A study led by scientists at The Wistar Institute defines a functional role for the tumor suppressor proteins BRCA1 and BRCA2 in breast cancer. The findings, presented in November issue of the journal Molecular Cell, also identify a number of novel proteins that work alongside BRCA1 and BRCA2 and might also play a part in breast cancer. These proteins offer an important set of new targets for possible anti-cancer drugs.
The link between the BRCA1 and BRCA2 genes and hereditary breast cancer was first identified in the early 1990s, but the biological function of the BRCA1 and BRCA2 proteins has remained elusive. The Wistar researchers demonstrated how the two proteins combine with others to form a complex called BRCC (BRCA1- and BRCA2-containing complex) and defined the role of the complex in regulating DNA repair.
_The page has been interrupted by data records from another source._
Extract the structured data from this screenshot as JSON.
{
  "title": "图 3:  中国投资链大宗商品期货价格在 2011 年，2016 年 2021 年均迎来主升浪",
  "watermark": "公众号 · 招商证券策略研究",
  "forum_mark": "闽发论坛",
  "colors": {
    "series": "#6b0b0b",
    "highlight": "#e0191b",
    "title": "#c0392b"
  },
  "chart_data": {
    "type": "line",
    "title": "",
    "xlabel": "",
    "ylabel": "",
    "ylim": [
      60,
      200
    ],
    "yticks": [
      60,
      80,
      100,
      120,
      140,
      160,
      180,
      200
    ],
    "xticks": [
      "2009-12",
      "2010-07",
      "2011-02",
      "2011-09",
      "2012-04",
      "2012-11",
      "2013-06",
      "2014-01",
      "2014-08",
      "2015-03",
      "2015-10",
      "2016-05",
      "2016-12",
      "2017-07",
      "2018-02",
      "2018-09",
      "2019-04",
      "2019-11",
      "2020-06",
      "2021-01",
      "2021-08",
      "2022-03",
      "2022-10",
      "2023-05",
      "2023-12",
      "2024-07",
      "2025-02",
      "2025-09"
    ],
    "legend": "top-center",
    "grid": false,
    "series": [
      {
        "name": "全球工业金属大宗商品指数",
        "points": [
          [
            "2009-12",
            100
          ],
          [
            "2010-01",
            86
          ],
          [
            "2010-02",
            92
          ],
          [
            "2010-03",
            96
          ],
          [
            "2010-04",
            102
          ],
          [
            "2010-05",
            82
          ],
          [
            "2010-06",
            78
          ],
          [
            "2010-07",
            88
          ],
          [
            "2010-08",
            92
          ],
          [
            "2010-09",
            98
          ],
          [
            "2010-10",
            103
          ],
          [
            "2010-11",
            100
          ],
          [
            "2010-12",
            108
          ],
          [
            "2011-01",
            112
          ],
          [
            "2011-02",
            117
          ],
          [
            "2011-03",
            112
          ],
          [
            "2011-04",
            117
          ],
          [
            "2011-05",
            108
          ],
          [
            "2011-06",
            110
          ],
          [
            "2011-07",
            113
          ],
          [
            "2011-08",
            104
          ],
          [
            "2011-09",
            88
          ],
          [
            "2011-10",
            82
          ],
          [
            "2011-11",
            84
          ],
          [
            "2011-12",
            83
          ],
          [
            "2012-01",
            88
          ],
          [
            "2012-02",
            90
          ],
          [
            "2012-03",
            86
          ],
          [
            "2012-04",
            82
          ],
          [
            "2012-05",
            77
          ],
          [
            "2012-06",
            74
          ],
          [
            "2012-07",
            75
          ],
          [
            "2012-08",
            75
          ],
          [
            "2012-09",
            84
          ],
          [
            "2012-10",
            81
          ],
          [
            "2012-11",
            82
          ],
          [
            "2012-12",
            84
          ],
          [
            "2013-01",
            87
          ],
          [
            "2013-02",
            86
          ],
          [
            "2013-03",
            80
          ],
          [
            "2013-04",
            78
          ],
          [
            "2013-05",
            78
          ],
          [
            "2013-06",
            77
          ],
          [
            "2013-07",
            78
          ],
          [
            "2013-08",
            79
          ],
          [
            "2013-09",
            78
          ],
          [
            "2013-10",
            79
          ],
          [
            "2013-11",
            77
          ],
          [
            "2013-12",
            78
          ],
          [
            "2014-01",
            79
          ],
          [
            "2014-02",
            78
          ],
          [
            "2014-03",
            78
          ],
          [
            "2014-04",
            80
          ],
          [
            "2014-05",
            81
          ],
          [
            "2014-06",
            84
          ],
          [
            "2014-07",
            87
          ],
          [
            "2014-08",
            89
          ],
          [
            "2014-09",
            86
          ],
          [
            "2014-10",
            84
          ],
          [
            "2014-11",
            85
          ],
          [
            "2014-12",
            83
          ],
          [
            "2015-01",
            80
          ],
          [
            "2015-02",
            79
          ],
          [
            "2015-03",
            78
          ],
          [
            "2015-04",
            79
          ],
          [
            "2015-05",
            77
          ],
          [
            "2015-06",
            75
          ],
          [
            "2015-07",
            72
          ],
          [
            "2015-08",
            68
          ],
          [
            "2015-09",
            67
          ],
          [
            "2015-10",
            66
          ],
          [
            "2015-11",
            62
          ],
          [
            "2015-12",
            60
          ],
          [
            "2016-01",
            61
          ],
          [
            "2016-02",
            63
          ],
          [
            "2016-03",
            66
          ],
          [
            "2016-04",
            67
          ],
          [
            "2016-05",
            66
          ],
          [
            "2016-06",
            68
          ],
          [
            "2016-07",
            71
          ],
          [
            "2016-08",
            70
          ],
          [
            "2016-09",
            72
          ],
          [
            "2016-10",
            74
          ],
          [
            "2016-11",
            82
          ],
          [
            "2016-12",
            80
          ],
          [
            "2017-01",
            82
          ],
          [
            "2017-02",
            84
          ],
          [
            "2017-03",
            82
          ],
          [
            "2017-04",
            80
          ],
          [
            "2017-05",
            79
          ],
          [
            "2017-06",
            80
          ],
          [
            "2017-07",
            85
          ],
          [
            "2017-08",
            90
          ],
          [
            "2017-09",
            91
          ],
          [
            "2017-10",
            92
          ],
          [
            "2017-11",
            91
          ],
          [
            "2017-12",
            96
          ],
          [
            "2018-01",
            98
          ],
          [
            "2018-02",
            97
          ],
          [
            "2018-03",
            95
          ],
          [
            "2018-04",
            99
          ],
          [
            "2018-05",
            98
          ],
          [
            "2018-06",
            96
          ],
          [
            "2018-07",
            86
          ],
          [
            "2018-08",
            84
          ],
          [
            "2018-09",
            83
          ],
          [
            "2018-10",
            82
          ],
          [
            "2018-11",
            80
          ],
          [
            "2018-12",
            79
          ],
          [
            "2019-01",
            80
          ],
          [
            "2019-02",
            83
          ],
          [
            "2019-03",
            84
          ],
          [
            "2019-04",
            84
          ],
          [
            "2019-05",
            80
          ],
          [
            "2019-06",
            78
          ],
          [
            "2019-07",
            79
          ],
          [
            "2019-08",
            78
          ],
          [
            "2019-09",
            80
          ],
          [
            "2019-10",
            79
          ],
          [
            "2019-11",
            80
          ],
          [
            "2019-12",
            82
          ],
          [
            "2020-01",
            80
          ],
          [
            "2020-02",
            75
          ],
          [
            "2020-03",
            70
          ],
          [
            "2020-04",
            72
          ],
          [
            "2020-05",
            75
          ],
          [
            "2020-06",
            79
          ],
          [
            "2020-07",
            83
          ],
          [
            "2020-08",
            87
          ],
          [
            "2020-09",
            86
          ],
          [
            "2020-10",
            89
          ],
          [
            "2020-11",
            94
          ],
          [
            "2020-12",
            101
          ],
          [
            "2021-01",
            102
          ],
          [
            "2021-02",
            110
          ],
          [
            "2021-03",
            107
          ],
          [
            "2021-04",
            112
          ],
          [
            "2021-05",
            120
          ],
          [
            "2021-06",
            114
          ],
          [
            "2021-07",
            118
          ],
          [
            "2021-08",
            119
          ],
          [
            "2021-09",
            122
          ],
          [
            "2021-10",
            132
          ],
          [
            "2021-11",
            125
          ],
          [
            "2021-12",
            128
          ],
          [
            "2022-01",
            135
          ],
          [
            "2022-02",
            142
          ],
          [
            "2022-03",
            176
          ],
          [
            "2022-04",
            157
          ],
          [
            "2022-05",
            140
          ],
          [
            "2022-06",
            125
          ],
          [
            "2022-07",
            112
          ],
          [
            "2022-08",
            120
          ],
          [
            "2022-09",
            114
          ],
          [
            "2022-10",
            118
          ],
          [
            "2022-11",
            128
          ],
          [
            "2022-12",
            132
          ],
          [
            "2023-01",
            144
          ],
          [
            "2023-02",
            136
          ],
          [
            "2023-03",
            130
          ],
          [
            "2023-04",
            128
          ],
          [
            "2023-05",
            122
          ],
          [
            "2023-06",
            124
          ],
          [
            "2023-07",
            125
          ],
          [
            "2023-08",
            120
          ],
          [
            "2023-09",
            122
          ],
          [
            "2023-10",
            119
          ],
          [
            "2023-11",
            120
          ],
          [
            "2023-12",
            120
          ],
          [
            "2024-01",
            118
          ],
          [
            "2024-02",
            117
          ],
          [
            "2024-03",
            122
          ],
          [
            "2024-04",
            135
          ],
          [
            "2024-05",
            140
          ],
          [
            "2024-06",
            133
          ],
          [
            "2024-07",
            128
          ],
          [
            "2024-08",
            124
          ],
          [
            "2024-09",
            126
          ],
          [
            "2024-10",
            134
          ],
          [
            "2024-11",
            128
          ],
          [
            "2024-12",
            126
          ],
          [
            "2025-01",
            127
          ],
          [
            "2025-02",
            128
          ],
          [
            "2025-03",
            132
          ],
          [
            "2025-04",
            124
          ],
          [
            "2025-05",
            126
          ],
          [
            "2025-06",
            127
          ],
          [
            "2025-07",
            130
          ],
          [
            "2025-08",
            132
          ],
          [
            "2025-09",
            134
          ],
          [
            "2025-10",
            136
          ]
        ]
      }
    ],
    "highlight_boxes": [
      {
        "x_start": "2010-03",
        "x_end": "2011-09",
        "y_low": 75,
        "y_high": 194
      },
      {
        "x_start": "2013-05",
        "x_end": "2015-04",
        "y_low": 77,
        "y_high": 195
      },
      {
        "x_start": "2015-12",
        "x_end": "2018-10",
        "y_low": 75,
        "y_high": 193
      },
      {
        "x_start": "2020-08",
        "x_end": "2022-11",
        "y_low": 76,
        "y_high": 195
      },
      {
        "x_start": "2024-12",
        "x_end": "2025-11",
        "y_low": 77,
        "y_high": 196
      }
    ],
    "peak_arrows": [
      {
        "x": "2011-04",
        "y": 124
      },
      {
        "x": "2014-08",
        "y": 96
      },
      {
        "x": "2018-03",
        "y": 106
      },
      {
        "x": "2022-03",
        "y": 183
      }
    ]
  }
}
The researchers also discovered two new proteins that are part of BRCC and linked one of them, BRCC36, to sporadic breast cancers.
"We know that BRCA1 and BRCA2 are normally tumor suppressor genes that, when mutated, can lead to cancer, but they only account for a fifth of all hereditary breast cancers and about five percent of breast cancers overall" Ramin Shiekhattar, Ph.D., an associate professor at The Wistar Institute and senior author on the study. "The BRCC36 gene and the other genes that factor into the creation of the BRCC complex are good candidates for additional breast cancer susceptibility genes."